Post-Reflection


What I NOW know about personalized learning is…


In looking back at my pre-reflection, I can see that I’ve learned quite a bit about personalized learning. While what I previously knew as personalized learning, is a type and way to personalize learning, it was not a complete personalized learning experience.


A true personalized learning experience includes an element of co-planning and student-directed planning, that I didn’t have in my flipped classes nor in our Georgia Virtual courses. This is a time-consuming step for the teacher, but necessary to ensure that each student is on track in the course.

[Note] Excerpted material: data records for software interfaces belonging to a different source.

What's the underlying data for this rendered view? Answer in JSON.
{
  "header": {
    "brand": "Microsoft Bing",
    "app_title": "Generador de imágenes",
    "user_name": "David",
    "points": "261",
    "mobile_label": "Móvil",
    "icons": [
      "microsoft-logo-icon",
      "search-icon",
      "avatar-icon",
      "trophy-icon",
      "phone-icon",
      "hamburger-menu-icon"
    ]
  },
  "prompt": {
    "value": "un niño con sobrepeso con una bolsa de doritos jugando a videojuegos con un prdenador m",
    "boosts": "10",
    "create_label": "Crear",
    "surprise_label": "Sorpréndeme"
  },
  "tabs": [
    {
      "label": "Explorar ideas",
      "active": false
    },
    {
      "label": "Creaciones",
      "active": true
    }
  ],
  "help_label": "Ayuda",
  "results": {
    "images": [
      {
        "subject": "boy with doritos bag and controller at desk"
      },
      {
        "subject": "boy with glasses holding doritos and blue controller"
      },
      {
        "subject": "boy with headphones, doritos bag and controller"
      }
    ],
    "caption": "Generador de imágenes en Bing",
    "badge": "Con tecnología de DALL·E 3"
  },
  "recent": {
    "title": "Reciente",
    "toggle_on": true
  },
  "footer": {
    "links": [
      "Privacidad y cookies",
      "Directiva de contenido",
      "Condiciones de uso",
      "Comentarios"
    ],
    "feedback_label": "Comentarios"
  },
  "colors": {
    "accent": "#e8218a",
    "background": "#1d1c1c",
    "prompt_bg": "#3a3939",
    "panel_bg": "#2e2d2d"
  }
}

In addition, true personalized learning has an element of choice. Not just the choice of how long to spend on an assignment or module, but a choice of how to demonstrate mastery. We did not do that in my flipped classroom nor in my Georgia Virtual classroom. Although, to be fair to myself, this was more to do with lack of planning time and the constraints of the district grading system in my flipped classroom.


We did several labs in my flipped courses, but many weren’t true project-based learning. They worked for the constraints of the setting, but wouldn’t pass a “personalized learning test," if that was ever a thing. The same can be said for my Georgia Virtual School classes.


And, I think the biggest takeaway is that personalized learning doesn’t have to be an all or nothing approach. It takes significant time, resources, and energy to implement a full personalized learning curriculum. So, implementing it piecemeal, unit by unit, assignment by assignment, is okay.


I’m looking forward to working on implementing my personalized learning plan from Module 5 in the next few courses.